The D-I Council is made up of school athletic administrators (28), conference executives (7) and university professors (3). There are also two student athletes on the board. It’s a who’s who in college athletics. SEC commissioner Greg Sankey is the Power 5 representative. West Virginia AD Shane Lyons is there for the Big 12. Gary Barta, the Iowa AD, sits on the committee, too. There’s MAC commissioner Jon Steinbrecher and Washington State AD Patrick Chun. There’s also a lot of other people you’ve probably never heard of.

In fact, of the 40 members, 19 of them work in the FCS division, and another nine represent non-football playing schools. From the Power 5 programs, there are seven representatives. From the Group of Five, there are five.

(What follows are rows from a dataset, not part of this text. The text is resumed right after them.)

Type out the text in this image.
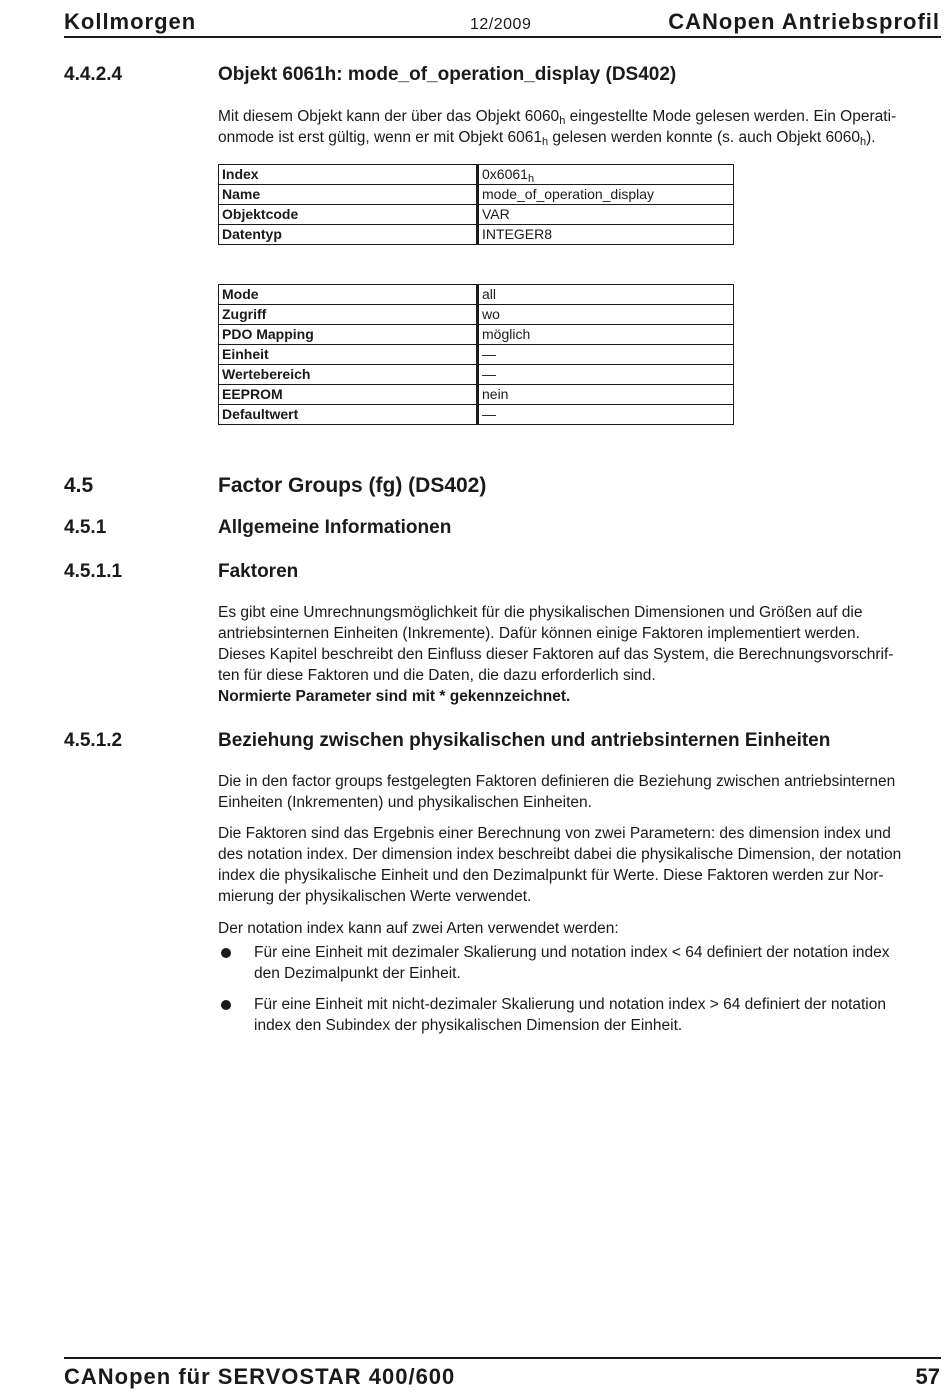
Kollmorgen	12/2009	CANopen Antriebsprofil
4.4.2.4	Objekt 6061h: mode_of_operation_display (DS402)

Mit diesem Objekt kann der über das Objekt $6060_h$ eingestellte Mode gelesen werden. Ein Operati-

onmode ist erst gültig, wenn er mit Objekt $6061_h$ gelesen werden konnte (s. auch Objekt $6060_h$).

Index	$0x6061_h$
Name	mode_of_operation_display
Objektcode	VAR
Datentyp	INTEGER8
Mode	all
Zugriff	wo
PDO Mapping	möglich
Einheit	—
Wertebereich	—
EEPROM	nein
Defaultwert	—
4.5	Factor Groups (fg) (DS402)
4.5.1	Allgemeine Informationen
4.5.1.1	Faktoren

Es gibt eine Umrechnungsmöglichkeit für die physikalischen Dimensionen und Größen auf die

antriebsinternen Einheiten (Inkremente). Dafür können einige Faktoren implementiert werden.

Dieses Kapitel beschreibt den Einfluss dieser Faktoren auf das System, die Berechnungsvorschrif-

ten für diese Faktoren und die Daten, die dazu erforderlich sind.

Normierte Parameter sind mit * gekennzeichnet.

4.5.1.2	Beziehung zwischen physikalischen und antriebsinternen Einheiten

Die in den factor groups festgelegten Faktoren definieren die Beziehung zwischen antriebsinternen

Einheiten (Inkrementen) und physikalischen Einheiten.

Die Faktoren sind das Ergebnis einer Berechnung von zwei Parametern: des dimension index und

des notation index. Der dimension index beschreibt dabei die physikalische Dimension, der notation

index die physikalische Einheit und den Dezimalpunkt für Werte. Diese Faktoren werden zur Nor-

mierung der physikalischen Werte verwendet.

Der notation index kann auf zwei Arten verwendet werden:
Für eine Einheit mit dezimaler Skalierung und notation index < 64 definiert der notation index
den Dezimalpunkt der Einheit.
Für eine Einheit mit nicht-dezimaler Skalierung und notation index > 64 definiert der notation
index den Subindex der physikalischen Dimension der Einheit.
CANopen für SERVOSTAR 400/600	57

However, the Council votes are weighted. Years ago, conferences in the upper-echelon of college football were being held back by the world’s Marietta Colleges, triggering a change in the voting system. A vote from each Power 5 member counts as if it were three. Group of Five representatives’ votes count 1.5 times. “The A5 (Autonomy 5) controls the votes,” says one high-level conference leader. “If anyone is expecting a decision from the D-I Council to shut down fall championships, it’s not happening at this point.”

But not all D-I fall sports will survive. According to an NCAA policy released Wednesday, fall championships will be canceled in sports without at least 50% of members participating. Field hockey and men’s water polo are expected to fall under that mark, and FCS football is dangerously close, too (six FCS conferences have already folded the tent).

On the lower level of college sports, the risks and costs associated with holding a season during a pandemic out-weigh the rewards (many of these schools significantly lose money on football). There are 11 Council members who work in conferences that have already canceled fall sports, potentially producing some lively discussion among the group. We canceled sports already, so why don’t we cancel all of the championships?

There’s a real easy answer: money. For those at the top level of the sport, the risks and costs do not out-weight the rewards (hello, TV money). Power 5 and (some) Group of Five programs can afford the expensive testing protocols in order to salvage crumbling budgets with television dollars. “Let those that can compete,” says one SEC administrator, “compete.”

So, here we are. The kicking of the can is, presumably, done. There it sits, a dented metal blob, in the lap of a committee whose power rests with the heavyweights of college athletics, right where it belongs—at least for those who want a fall sports season amid a pandemic.